Сергей Шхиян

Самурай

Глава 1

Всю ночь шел теплый летний дождь. К утру облака разогнал холодный восточный ветер и над землей поднялся густой туман. Они ехали, не превышая скорости, с включенными противотуманными фарами. Их было трое в машине, двое живых и один мертвый. Но его можно было не считать. На случай, если в машину заглянет какой-нибудь любопытный гаишник, покойника посадили на заднее сидение, закрепили ремнем и закрыли плащом. Его голова свешивалась на груди и, на первый взгляд, он выглядел не мертвецом, а спящим человеком.

Туман все сгущался. Теперь дорогу было видно метров на сто, но когда машина спустилась в ложбину, он загустел, словно прилип к ветровому стеклу. Сидевший за рулем Головин сбросил скорость и теперь ехал совсем медленно. Дорога была разбита до предела, машину трясло на плохих амортизаторах, и труп постоянно норовил завалиться на бок. Коконов его в шутку ругал, поворачивался на переднем сидение и усаживал его прямо.

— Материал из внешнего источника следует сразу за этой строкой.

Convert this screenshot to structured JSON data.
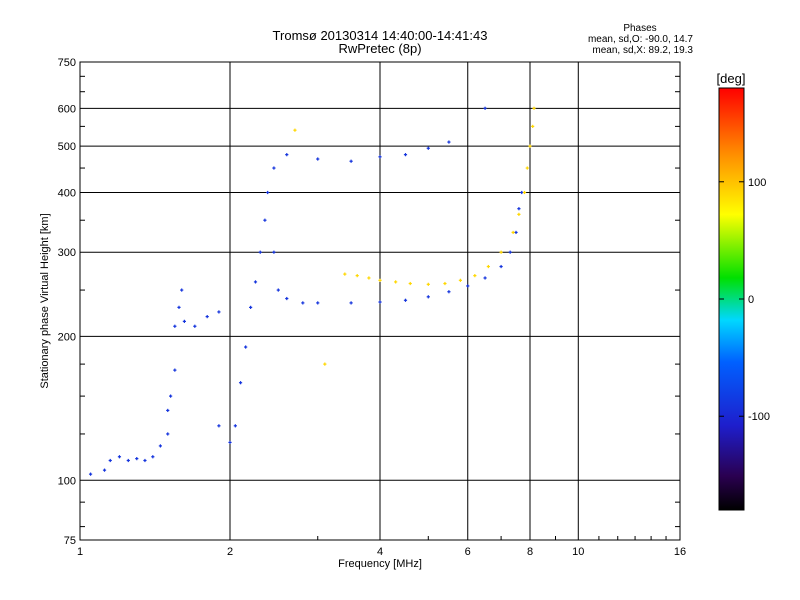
{
  "chart_data": {
    "type": "scatter",
    "title": "Tromsø 20130314 14:40:00-14:41:43",
    "subtitle": "RwPretec (8p)",
    "xlabel": "Frequency [MHz]",
    "ylabel": "Stationary phase Virtual Height [km]",
    "x_scale": "log",
    "y_scale": "log",
    "xlim": [
      1,
      16
    ],
    "ylim": [
      75,
      750
    ],
    "x_ticks": [
      1,
      2,
      4,
      6,
      8,
      10,
      16
    ],
    "y_ticks": [
      75,
      100,
      200,
      300,
      400,
      500,
      600,
      750
    ],
    "grid": true,
    "stats": {
      "header": "Phases",
      "line1": "mean, sd,O: -90.0, 14.7",
      "line2": "mean, sd,X:  89.2, 19.3"
    },
    "colorbar": {
      "label": "[deg]",
      "range": [
        -180,
        180
      ],
      "ticks": [
        100,
        0,
        -100
      ]
    },
    "series": [
      {
        "mode": "O",
        "phase_deg": -90,
        "points": [
          [
            1.05,
            103
          ],
          [
            1.12,
            105
          ],
          [
            1.15,
            110
          ],
          [
            1.2,
            112
          ],
          [
            1.25,
            110
          ],
          [
            1.3,
            111
          ],
          [
            1.35,
            110
          ],
          [
            1.4,
            112
          ],
          [
            1.45,
            118
          ],
          [
            1.5,
            125
          ],
          [
            1.5,
            140
          ],
          [
            1.52,
            150
          ],
          [
            1.55,
            170
          ],
          [
            1.55,
            210
          ],
          [
            1.58,
            230
          ],
          [
            1.6,
            250
          ],
          [
            1.62,
            215
          ],
          [
            1.7,
            210
          ],
          [
            1.8,
            220
          ],
          [
            1.9,
            225
          ],
          [
            1.9,
            130
          ],
          [
            2.0,
            120
          ],
          [
            2.05,
            130
          ],
          [
            2.1,
            160
          ],
          [
            2.15,
            190
          ],
          [
            2.2,
            230
          ],
          [
            2.25,
            260
          ],
          [
            2.3,
            300
          ],
          [
            2.35,
            350
          ],
          [
            2.38,
            400
          ],
          [
            2.45,
            300
          ],
          [
            2.5,
            250
          ],
          [
            2.6,
            240
          ],
          [
            2.8,
            235
          ],
          [
            3.0,
            235
          ],
          [
            3.5,
            235
          ],
          [
            4.0,
            236
          ],
          [
            4.5,
            238
          ],
          [
            5.0,
            242
          ],
          [
            5.5,
            248
          ],
          [
            6.0,
            255
          ],
          [
            6.5,
            265
          ],
          [
            7.0,
            280
          ],
          [
            7.3,
            300
          ],
          [
            7.5,
            330
          ],
          [
            7.6,
            370
          ],
          [
            7.7,
            400
          ],
          [
            2.45,
            450
          ],
          [
            2.6,
            480
          ],
          [
            3.0,
            470
          ],
          [
            3.5,
            465
          ],
          [
            4.0,
            475
          ],
          [
            4.5,
            480
          ],
          [
            5.0,
            495
          ],
          [
            5.5,
            510
          ],
          [
            6.5,
            600
          ]
        ]
      },
      {
        "mode": "X",
        "phase_deg": 90,
        "points": [
          [
            3.4,
            270
          ],
          [
            3.6,
            268
          ],
          [
            3.8,
            265
          ],
          [
            4.0,
            262
          ],
          [
            4.3,
            260
          ],
          [
            4.6,
            258
          ],
          [
            5.0,
            257
          ],
          [
            5.4,
            258
          ],
          [
            5.8,
            262
          ],
          [
            6.2,
            268
          ],
          [
            6.6,
            280
          ],
          [
            7.0,
            300
          ],
          [
            7.4,
            330
          ],
          [
            7.6,
            360
          ],
          [
            7.8,
            400
          ],
          [
            7.9,
            450
          ],
          [
            8.0,
            500
          ],
          [
            8.1,
            550
          ],
          [
            8.15,
            600
          ],
          [
            2.7,
            540
          ],
          [
            3.1,
            175
          ]
        ]
      }
    ]
  }
}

— Уважаю я нашу страну, есть в ней какая-то спокойность и ширь, — от нечего делать рассуждал он. — Мне, к примеру, никакая Африка и даром не нужна. А ты, Голова, хотел бы жить в Африке?

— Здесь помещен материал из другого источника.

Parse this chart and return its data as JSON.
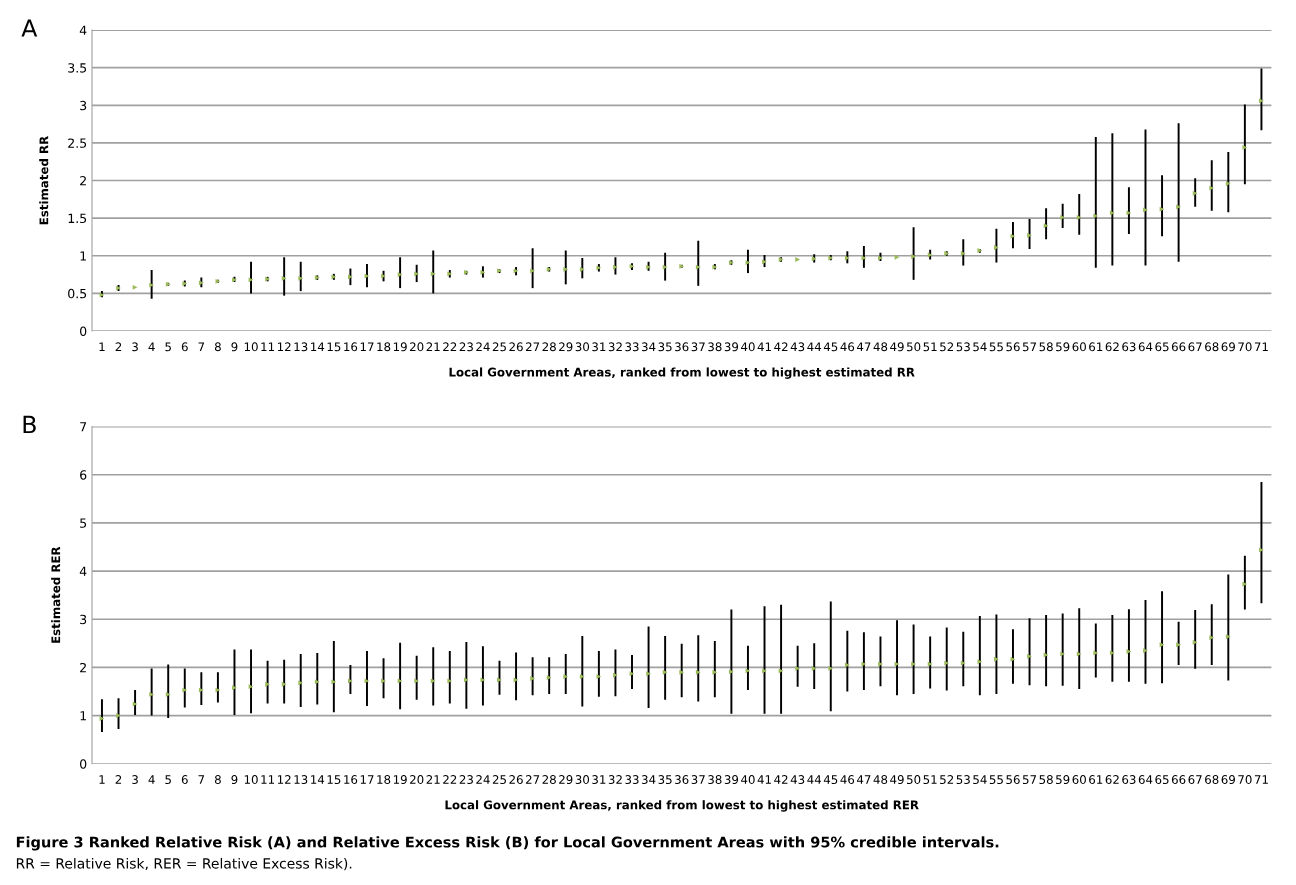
{
  "chart_data": [
    {
      "type": "scatter",
      "title": "A",
      "xlabel": "Local Government Areas, ranked from lowest to highest estimated RR",
      "ylabel": "Estimated RR",
      "categories": [
        "1",
        "2",
        "3",
        "4",
        "5",
        "6",
        "7",
        "8",
        "9",
        "10",
        "11",
        "12",
        "13",
        "14",
        "15",
        "16",
        "17",
        "18",
        "19",
        "20",
        "21",
        "22",
        "23",
        "24",
        "25",
        "26",
        "27",
        "28",
        "29",
        "30",
        "31",
        "32",
        "33",
        "34",
        "35",
        "36",
        "37",
        "38",
        "39",
        "40",
        "41",
        "42",
        "43",
        "44",
        "45",
        "46",
        "47",
        "48",
        "49",
        "50",
        "51",
        "52",
        "53",
        "54",
        "55",
        "56",
        "57",
        "58",
        "59",
        "60",
        "61",
        "62",
        "63",
        "64",
        "65",
        "66",
        "67",
        "68",
        "69",
        "70",
        "71"
      ],
      "series": [
        {
          "color": "#9bbb59",
          "values": [
            0.48,
            0.57,
            0.58,
            0.61,
            0.62,
            0.63,
            0.64,
            0.66,
            0.68,
            0.68,
            0.69,
            0.7,
            0.7,
            0.71,
            0.72,
            0.72,
            0.73,
            0.73,
            0.75,
            0.76,
            0.76,
            0.76,
            0.78,
            0.78,
            0.8,
            0.8,
            0.8,
            0.82,
            0.82,
            0.82,
            0.84,
            0.85,
            0.86,
            0.85,
            0.85,
            0.86,
            0.85,
            0.85,
            0.91,
            0.91,
            0.92,
            0.95,
            0.95,
            0.96,
            0.97,
            0.97,
            0.97,
            0.97,
            0.98,
            0.99,
            1.01,
            1.03,
            1.03,
            1.07,
            1.11,
            1.26,
            1.27,
            1.4,
            1.51,
            1.51,
            1.53,
            1.57,
            1.57,
            1.61,
            1.62,
            1.65,
            1.83,
            1.9,
            1.96,
            2.44,
            3.06
          ],
          "errors": [
            [
              0.45,
              0.53
            ],
            [
              0.53,
              0.61
            ],
            null,
            [
              0.43,
              0.81
            ],
            [
              0.6,
              0.64
            ],
            [
              0.59,
              0.67
            ],
            [
              0.58,
              0.71
            ],
            [
              0.64,
              0.68
            ],
            [
              0.65,
              0.72
            ],
            [
              0.5,
              0.92
            ],
            [
              0.66,
              0.72
            ],
            [
              0.47,
              0.98
            ],
            [
              0.53,
              0.92
            ],
            [
              0.68,
              0.74
            ],
            [
              0.68,
              0.76
            ],
            [
              0.61,
              0.83
            ],
            [
              0.58,
              0.89
            ],
            [
              0.66,
              0.8
            ],
            [
              0.57,
              0.98
            ],
            [
              0.65,
              0.88
            ],
            [
              0.5,
              1.07
            ],
            [
              0.71,
              0.81
            ],
            [
              0.75,
              0.8
            ],
            [
              0.71,
              0.86
            ],
            [
              0.77,
              0.82
            ],
            [
              0.74,
              0.85
            ],
            [
              0.57,
              1.1
            ],
            [
              0.79,
              0.85
            ],
            [
              0.62,
              1.07
            ],
            [
              0.7,
              0.97
            ],
            [
              0.79,
              0.89
            ],
            [
              0.75,
              0.98
            ],
            [
              0.81,
              0.9
            ],
            [
              0.8,
              0.92
            ],
            [
              0.67,
              1.04
            ],
            [
              0.84,
              0.88
            ],
            [
              0.6,
              1.2
            ],
            [
              0.82,
              0.89
            ],
            [
              0.88,
              0.94
            ],
            [
              0.77,
              1.08
            ],
            [
              0.85,
              1.01
            ],
            [
              0.92,
              0.98
            ],
            null,
            [
              0.91,
              1.02
            ],
            [
              0.94,
              1.01
            ],
            [
              0.9,
              1.06
            ],
            [
              0.84,
              1.13
            ],
            [
              0.93,
              1.04
            ],
            null,
            [
              0.68,
              1.38
            ],
            [
              0.95,
              1.08
            ],
            [
              1.0,
              1.06
            ],
            [
              0.87,
              1.22
            ],
            [
              1.04,
              1.09
            ],
            [
              0.91,
              1.36
            ],
            [
              1.1,
              1.45
            ],
            [
              1.09,
              1.49
            ],
            [
              1.22,
              1.63
            ],
            [
              1.37,
              1.69
            ],
            [
              1.28,
              1.82
            ],
            [
              0.84,
              2.58
            ],
            [
              0.87,
              2.63
            ],
            [
              1.29,
              1.91
            ],
            [
              0.87,
              2.68
            ],
            [
              1.26,
              2.07
            ],
            [
              0.92,
              2.76
            ],
            [
              1.65,
              2.03
            ],
            [
              1.6,
              2.27
            ],
            [
              1.58,
              2.38
            ],
            [
              1.95,
              3.01
            ],
            [
              2.67,
              3.49
            ]
          ]
        }
      ],
      "ylim": [
        0,
        4
      ],
      "yticks": [
        0,
        0.5,
        1,
        1.5,
        2,
        2.5,
        3,
        3.5,
        4
      ],
      "grid": "y",
      "marker": "triangle"
    },
    {
      "type": "scatter",
      "title": "B",
      "xlabel": "Local Government Areas, ranked from lowest to highest estimated RER",
      "ylabel": "Estimated RER",
      "categories": [
        "1",
        "2",
        "3",
        "4",
        "5",
        "6",
        "7",
        "8",
        "9",
        "10",
        "11",
        "12",
        "13",
        "14",
        "15",
        "16",
        "17",
        "18",
        "19",
        "20",
        "21",
        "22",
        "23",
        "24",
        "25",
        "26",
        "27",
        "28",
        "29",
        "30",
        "31",
        "32",
        "33",
        "34",
        "35",
        "36",
        "37",
        "38",
        "39",
        "40",
        "41",
        "42",
        "43",
        "44",
        "45",
        "46",
        "47",
        "48",
        "49",
        "50",
        "51",
        "52",
        "53",
        "54",
        "55",
        "56",
        "57",
        "58",
        "59",
        "60",
        "61",
        "62",
        "63",
        "64",
        "65",
        "66",
        "67",
        "68",
        "69",
        "70",
        "71"
      ],
      "series": [
        {
          "color": "#9bbb59",
          "values": [
            0.94,
            1.0,
            1.24,
            1.44,
            1.44,
            1.53,
            1.53,
            1.53,
            1.58,
            1.6,
            1.65,
            1.65,
            1.68,
            1.7,
            1.7,
            1.72,
            1.72,
            1.72,
            1.72,
            1.72,
            1.72,
            1.72,
            1.74,
            1.74,
            1.74,
            1.74,
            1.77,
            1.79,
            1.81,
            1.81,
            1.81,
            1.84,
            1.87,
            1.87,
            1.9,
            1.9,
            1.9,
            1.9,
            1.91,
            1.93,
            1.93,
            1.93,
            1.98,
            1.98,
            1.98,
            2.05,
            2.07,
            2.07,
            2.07,
            2.07,
            2.07,
            2.09,
            2.09,
            2.12,
            2.17,
            2.17,
            2.23,
            2.26,
            2.28,
            2.28,
            2.3,
            2.3,
            2.33,
            2.35,
            2.47,
            2.47,
            2.52,
            2.62,
            2.64,
            3.73,
            4.44
          ],
          "errors": [
            [
              0.66,
              1.34
            ],
            [
              0.72,
              1.36
            ],
            [
              1.01,
              1.53
            ],
            [
              1.0,
              1.98
            ],
            [
              0.95,
              2.06
            ],
            [
              1.17,
              1.98
            ],
            [
              1.22,
              1.9
            ],
            [
              1.27,
              1.9
            ],
            [
              1.01,
              2.37
            ],
            [
              1.05,
              2.37
            ],
            [
              1.25,
              2.14
            ],
            [
              1.25,
              2.16
            ],
            [
              1.18,
              2.28
            ],
            [
              1.23,
              2.3
            ],
            [
              1.07,
              2.55
            ],
            [
              1.45,
              2.05
            ],
            [
              1.2,
              2.34
            ],
            [
              1.36,
              2.19
            ],
            [
              1.13,
              2.51
            ],
            [
              1.33,
              2.24
            ],
            [
              1.21,
              2.42
            ],
            [
              1.25,
              2.34
            ],
            [
              1.14,
              2.53
            ],
            [
              1.21,
              2.44
            ],
            [
              1.43,
              2.14
            ],
            [
              1.32,
              2.31
            ],
            [
              1.42,
              2.21
            ],
            [
              1.45,
              2.21
            ],
            [
              1.45,
              2.28
            ],
            [
              1.19,
              2.65
            ],
            [
              1.39,
              2.34
            ],
            [
              1.4,
              2.37
            ],
            [
              1.55,
              2.26
            ],
            [
              1.16,
              2.85
            ],
            [
              1.33,
              2.65
            ],
            [
              1.38,
              2.49
            ],
            [
              1.29,
              2.67
            ],
            [
              1.38,
              2.55
            ],
            [
              1.04,
              3.2
            ],
            [
              1.53,
              2.45
            ],
            [
              1.04,
              3.27
            ],
            [
              1.04,
              3.3
            ],
            [
              1.6,
              2.45
            ],
            [
              1.55,
              2.5
            ],
            [
              1.09,
              3.37
            ],
            [
              1.5,
              2.76
            ],
            [
              1.53,
              2.73
            ],
            [
              1.61,
              2.64
            ],
            [
              1.42,
              2.98
            ],
            [
              1.45,
              2.89
            ],
            [
              1.56,
              2.64
            ],
            [
              1.52,
              2.83
            ],
            [
              1.61,
              2.74
            ],
            [
              1.42,
              3.07
            ],
            [
              1.45,
              3.1
            ],
            [
              1.66,
              2.79
            ],
            [
              1.63,
              3.02
            ],
            [
              1.61,
              3.09
            ],
            [
              1.62,
              3.12
            ],
            [
              1.55,
              3.23
            ],
            [
              1.79,
              2.91
            ],
            [
              1.7,
              3.09
            ],
            [
              1.7,
              3.21
            ],
            [
              1.66,
              3.4
            ],
            [
              1.67,
              3.58
            ],
            [
              2.05,
              2.95
            ],
            [
              1.97,
              3.19
            ],
            [
              2.05,
              3.31
            ],
            [
              1.73,
              3.93
            ],
            [
              3.2,
              4.32
            ],
            [
              3.33,
              5.85
            ]
          ]
        }
      ],
      "ylim": [
        0,
        7
      ],
      "yticks": [
        0,
        1,
        2,
        3,
        4,
        5,
        6,
        7
      ],
      "grid": "y",
      "marker": "triangle",
      "annotations": [
        "Figure 3 Ranked Relative Risk (A) and Relative Excess Risk (B) for Local Government Areas with 95% credible intervals.",
        "RR = Relative Risk, RER = Relative Excess Risk)."
      ]
    }
  ]
}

Коконов был большим любителем пустопорожней болтовни и широких обобщений. Не дожидаясь реакции спутника, он продолжал:

— Вот ты, Голова, городской житель, тебе настоящего русского ландшафта не понять! А вот я на все школьные каникулы ездил к бабке в деревню, потому научился ценить лоно нашей природы.

Головина подмывало уточнить, сколько таких каникул было в жизни у Кокона, трое или четверо, но он побоялся вступать в спор с болтливым напарником и промолчал. На душе у него было муторно. Задание, которое они выполняли, ему очень не нравилось.

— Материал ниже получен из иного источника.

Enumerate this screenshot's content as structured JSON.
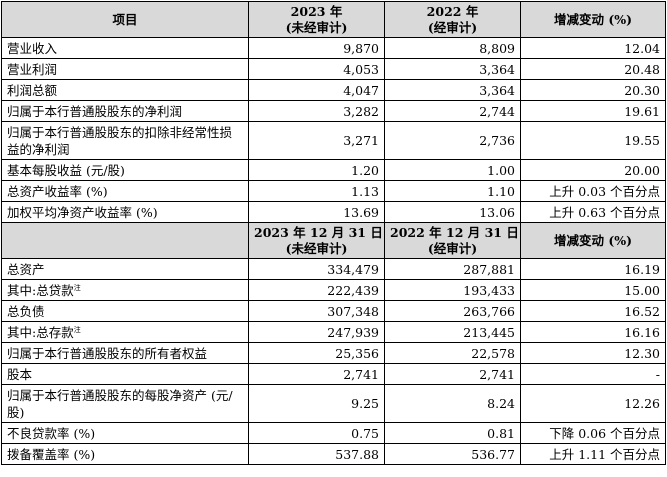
{
  "header1": {
    "item": "项目",
    "col1": [
      "2023 年",
      "(未经审计)"
    ],
    "col2": [
      "2022 年",
      "(经审计)"
    ],
    "col3": "增减变动 (%)"
  },
  "section1": [
    {
      "label": "营业收入",
      "v1": "9,870",
      "v2": "8,809",
      "v3": "12.04"
    },
    {
      "label": "营业利润",
      "v1": "4,053",
      "v2": "3,364",
      "v3": "20.48"
    },
    {
      "label": "利润总额",
      "v1": "4,047",
      "v2": "3,364",
      "v3": "20.30"
    },
    {
      "label": "归属于本行普通股股东的净利润",
      "v1": "3,282",
      "v2": "2,744",
      "v3": "19.61"
    },
    {
      "label": "归属于本行普通股股东的扣除非经常性损益的净利润",
      "v1": "3,271",
      "v2": "2,736",
      "v3": "19.55"
    },
    {
      "label": "基本每股收益 (元/股)",
      "v1": "1.20",
      "v2": "1.00",
      "v3": "20.00"
    },
    {
      "label": "总资产收益率 (%)",
      "v1": "1.13",
      "v2": "1.10",
      "v3": "上升 0.03 个百分点"
    },
    {
      "label": "加权平均净资产收益率 (%)",
      "v1": "13.69",
      "v2": "13.06",
      "v3": "上升 0.63 个百分点"
    }
  ],
  "header2": {
    "col1": [
      "2023 年 12 月 31 日",
      "(未经审计)"
    ],
    "col2": [
      "2022 年 12 月 31 日",
      "(经审计)"
    ],
    "col3": "增减变动 (%)"
  },
  "section2": [
    {
      "label": "总资产",
      "note": "",
      "v1": "334,479",
      "v2": "287,881",
      "v3": "16.19"
    },
    {
      "label": "其中:总贷款",
      "note": "注",
      "v1": "222,439",
      "v2": "193,433",
      "v3": "15.00"
    },
    {
      "label": "总负债",
      "note": "",
      "v1": "307,348",
      "v2": "263,766",
      "v3": "16.52"
    },
    {
      "label": "其中:总存款",
      "note": "注",
      "v1": "247,939",
      "v2": "213,445",
      "v3": "16.16"
    },
    {
      "label": "归属于本行普通股股东的所有者权益",
      "note": "",
      "v1": "25,356",
      "v2": "22,578",
      "v3": "12.30"
    },
    {
      "label": "股本",
      "note": "",
      "v1": "2,741",
      "v2": "2,741",
      "v3": "-"
    },
    {
      "label": "归属于本行普通股股东的每股净资产 (元/股)",
      "note": "",
      "v1": "9.25",
      "v2": "8.24",
      "v3": "12.26"
    },
    {
      "label": "不良贷款率 (%)",
      "note": "",
      "v1": "0.75",
      "v2": "0.81",
      "v3": "下降 0.06 个百分点"
    },
    {
      "label": "拨备覆盖率 (%)",
      "note": "",
      "v1": "537.88",
      "v2": "536.77",
      "v3": "上升 1.11 个百分点"
    }
  ]
}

— Лично я жмуриков не уважаю, — продолжил болтать Коконов, которому было все равно, о чем говорить. Он очередной раз повернулся назад, чтобы поправить завалившееся тело, и обижено спросил:

— Вот чего он все время валится? Сидел бы как нормальный пацан! — добавил он, сам засмеялся своей шутке и тут же поменял тему разговора. — Ты как думаешь, есть тот свет или нет?

— Заткнись, Кокон, — не удержавшись, взмолился Головин и поежился, — что ты все буровишь? И без тебя тошно!

Обсуждать загробное царство при мертвом человеке ему очень не хотелось.

— Ты думаешь, он с того света нас слышит? — продолжил трепаться напарник. — Интересно, что он про нас думает?

— Откуда я знаю, — рассердился Головин, — что ты все болтаешь! И без тебя голова пухнет!

— Чего ты. Голова, сегодня такой нервный? Большое дело, дохляка закопать. Интересно, кто он такой?

Головину тоже было интересно, кого они везут в машине. Любопытство вызвало уже то, что их шеф Ленька Карась, поручил им увезти тело от Москвы не меньше чем за пятьдесят километров и зарыть в безлюдном месте. Головину было непонятно, зачем нужно рисковать, везти убитого так далеко, когда трупп можно было без проблем утопить в реке или зарыть на любой городской свалке. Возить покойников всегда опасно, мало ли как выпадут карты, любая дорожная проверка может кончиться большими неприятностями. Понятно, что от большинства гаишников можно откупиться, но за провоз трупа мало не возьмут, а платить Головин не любил.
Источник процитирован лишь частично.